Geld überweisen, die Steuererklärung abgeben, selbst der wöchentliche Großeinkauf: Viele Dinge, für die man noch vor zehn, 15 oder 20 Jahren ziemlich selbstverständlich vor die Haustüre gegangen wäre, lassen sich heute bequem im Internet erledigen. Ja, in einigen Staaten ist es inzwischen sogar möglich, per Videochat zu heiraten. In Deutschland ist eine solche Online-Trauung nicht zulässig, fernab jeder Romantik ist die Eheschließung hierzulande ein höchstpersönliches Rechtsgeschäft und als solches im Bürgerlichen Gesetzbuch genauestens geregelt.

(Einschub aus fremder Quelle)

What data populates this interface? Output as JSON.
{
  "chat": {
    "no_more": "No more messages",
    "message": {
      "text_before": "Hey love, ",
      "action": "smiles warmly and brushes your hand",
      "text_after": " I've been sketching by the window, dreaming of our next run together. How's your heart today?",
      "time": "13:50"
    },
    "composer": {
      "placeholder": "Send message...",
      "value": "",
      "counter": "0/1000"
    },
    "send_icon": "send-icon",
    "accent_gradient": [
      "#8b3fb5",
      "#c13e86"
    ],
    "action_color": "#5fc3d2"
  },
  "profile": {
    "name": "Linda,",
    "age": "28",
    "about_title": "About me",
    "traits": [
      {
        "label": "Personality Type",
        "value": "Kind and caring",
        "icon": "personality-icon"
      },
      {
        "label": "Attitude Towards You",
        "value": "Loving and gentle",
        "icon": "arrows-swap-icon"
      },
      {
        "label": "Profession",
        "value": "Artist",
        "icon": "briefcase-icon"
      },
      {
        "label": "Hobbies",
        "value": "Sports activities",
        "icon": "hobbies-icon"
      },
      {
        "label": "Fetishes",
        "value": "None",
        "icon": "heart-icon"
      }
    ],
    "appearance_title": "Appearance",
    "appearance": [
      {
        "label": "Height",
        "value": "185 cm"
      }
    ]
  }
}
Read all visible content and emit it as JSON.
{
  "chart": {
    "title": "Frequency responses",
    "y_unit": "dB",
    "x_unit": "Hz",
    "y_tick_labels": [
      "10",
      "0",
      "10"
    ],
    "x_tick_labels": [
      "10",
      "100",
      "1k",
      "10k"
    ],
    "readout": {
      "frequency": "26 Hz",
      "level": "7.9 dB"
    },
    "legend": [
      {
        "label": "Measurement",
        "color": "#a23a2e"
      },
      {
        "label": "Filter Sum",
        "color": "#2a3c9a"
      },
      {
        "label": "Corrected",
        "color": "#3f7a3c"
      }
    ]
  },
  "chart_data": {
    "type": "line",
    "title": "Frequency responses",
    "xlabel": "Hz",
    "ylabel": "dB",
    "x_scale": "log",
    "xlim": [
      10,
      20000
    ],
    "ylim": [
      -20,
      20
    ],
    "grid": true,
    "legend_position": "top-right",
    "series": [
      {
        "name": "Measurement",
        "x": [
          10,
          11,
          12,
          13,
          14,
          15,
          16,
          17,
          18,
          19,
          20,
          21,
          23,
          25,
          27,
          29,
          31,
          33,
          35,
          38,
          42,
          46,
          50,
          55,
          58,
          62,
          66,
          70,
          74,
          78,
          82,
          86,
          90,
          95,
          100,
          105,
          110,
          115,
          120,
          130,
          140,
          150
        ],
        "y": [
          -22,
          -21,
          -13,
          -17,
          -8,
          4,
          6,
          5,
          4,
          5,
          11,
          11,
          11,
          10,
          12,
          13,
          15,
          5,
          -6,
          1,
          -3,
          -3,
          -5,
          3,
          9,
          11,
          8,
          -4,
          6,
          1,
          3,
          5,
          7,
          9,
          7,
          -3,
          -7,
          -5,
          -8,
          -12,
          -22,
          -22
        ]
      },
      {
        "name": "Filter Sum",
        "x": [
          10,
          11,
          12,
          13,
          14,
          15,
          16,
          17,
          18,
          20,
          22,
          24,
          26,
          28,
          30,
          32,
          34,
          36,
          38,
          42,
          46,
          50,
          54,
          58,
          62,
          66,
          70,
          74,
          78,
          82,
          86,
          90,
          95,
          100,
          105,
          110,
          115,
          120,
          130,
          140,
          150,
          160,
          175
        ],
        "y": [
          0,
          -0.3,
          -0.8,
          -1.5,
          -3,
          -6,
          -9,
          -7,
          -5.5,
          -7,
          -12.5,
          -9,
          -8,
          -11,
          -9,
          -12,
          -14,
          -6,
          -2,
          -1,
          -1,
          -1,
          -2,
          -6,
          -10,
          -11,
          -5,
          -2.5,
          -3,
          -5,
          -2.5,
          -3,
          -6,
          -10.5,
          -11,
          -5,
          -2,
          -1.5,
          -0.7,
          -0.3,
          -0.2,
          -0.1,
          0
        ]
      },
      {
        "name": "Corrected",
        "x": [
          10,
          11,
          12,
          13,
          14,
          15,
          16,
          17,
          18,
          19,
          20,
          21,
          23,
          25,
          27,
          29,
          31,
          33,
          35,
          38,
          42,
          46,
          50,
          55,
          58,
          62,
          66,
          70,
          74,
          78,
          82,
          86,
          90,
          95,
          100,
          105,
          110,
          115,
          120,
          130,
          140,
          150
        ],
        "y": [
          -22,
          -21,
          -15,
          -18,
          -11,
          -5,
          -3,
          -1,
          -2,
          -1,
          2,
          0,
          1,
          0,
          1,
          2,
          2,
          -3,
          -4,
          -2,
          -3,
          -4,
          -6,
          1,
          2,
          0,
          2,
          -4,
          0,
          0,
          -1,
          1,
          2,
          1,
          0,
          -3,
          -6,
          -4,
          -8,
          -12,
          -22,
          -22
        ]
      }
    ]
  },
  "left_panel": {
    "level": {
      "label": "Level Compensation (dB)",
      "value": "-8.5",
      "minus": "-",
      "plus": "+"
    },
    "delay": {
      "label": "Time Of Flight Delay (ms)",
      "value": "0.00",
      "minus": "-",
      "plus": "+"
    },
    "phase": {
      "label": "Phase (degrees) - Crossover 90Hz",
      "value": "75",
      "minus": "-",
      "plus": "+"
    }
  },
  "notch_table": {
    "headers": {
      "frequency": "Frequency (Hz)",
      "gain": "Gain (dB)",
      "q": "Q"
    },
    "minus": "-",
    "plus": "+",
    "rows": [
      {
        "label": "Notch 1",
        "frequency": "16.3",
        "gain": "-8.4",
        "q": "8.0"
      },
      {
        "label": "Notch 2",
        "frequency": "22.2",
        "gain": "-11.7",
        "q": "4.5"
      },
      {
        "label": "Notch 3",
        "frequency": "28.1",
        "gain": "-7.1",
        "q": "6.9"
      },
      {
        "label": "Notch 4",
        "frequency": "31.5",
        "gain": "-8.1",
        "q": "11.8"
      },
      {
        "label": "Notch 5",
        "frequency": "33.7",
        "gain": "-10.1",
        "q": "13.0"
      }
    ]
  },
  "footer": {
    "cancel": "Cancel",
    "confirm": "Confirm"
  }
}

Und Paragraph 1311 fordert unnachgiebig die persönliche und gleichzeitige Anwesenheit der Heiratswilligen vor dem Standesbeamten.

Was das mit der Aktionärsversammlung von Daimler zu tun hat? Nun ja, zumindest so viel: Ähnlich wie für Hochzeiten sah das deutsche Recht auch für Hauptversammlungen bislang vor, dass es sich hierbei um eine Vor-Ort-Veranstaltung handeln muss. Immerhin erlaubt das Aktiengesetz so viel digitale Teilhabe, dass die Gesellschaft in ihrer Satzung vorsehen kann, dass Aktionäre ihre Rechte auch mittels elektronischer Kommunikation und ohne physische Anwesenheit wahrnehmen können. Das ist aber eher als zusätzliche Notfall-Option gedacht, die die eigentliche Präsenz-Versammlung nur ergänzen, nicht aber ersetzen kann.

Planung beginnt ein halbes Jahr vor dem Event

Darum ist auch bei Daimler die Hauptversammlung traditionell ein großes Event. Schauplatz ist seit Jahren die Messe Berlin, wo sich am Veranstaltungstag Tausende Menschen tummeln: Aktionäre, Aktionärsvertreter und Investoren, aber natürlich auch Analysten, Medienvertreter, das Organisations-Team sowie die Mitglieder von Vorstand und Aufsichtsrat. Es geht dabei freilich in erster Linie darum, dass die Gesellschafter des Unternehmens ihre gesetzlich verbrieften Rechte wahrnehmen können. Die Hauptversammlung ist für Daimler aber auch eine Gelegenheit, um den Aktionären Strategie und Produkte näherzubringen, sich mit ihnen auszutauschen und die Bindung zwischen ihnen und ihrem Unternehmen zu stärken. Ach ja: Würstchen gibt’s natürlich auch ... 

Voller Saal in Berlin – das ist das typische Setting einer Daimler-Hauptversammlung, wie hier im Mai 2019. Eine solche Großveranstaltung ist in diesem Jahr wegen der COVID-19-Pandemie nicht möglich.
Voller Saal in Berlin – das ist das typische Setting einer Daimler-Hauptversammlung, wie hier im Mai 2019. Eine solche Großveranstaltung ist in diesem Jahr wegen der COVID-19-Pandemie nicht möglich.
Mehr als 5.000 Besucher erwartet Daimler normalerweise zu seiner Hauptversammlung, hier ein Bild aus 2018.
Mehr als 5.000 Besucher erwartet Daimler normalerweise zu seiner Hauptversammlung, hier ein Bild aus 2018.
Die Hauptversammlung ist auch eine Gelegenheit, um den Aktionären Strategie und Produkte des Unternehmens näherzubringen – so wie hier im April 2018.
Die Hauptversammlung ist auch eine Gelegenheit, um den Aktionären Strategie und Produkte des Unternehmens näherzubringen – so wie hier im April 2018.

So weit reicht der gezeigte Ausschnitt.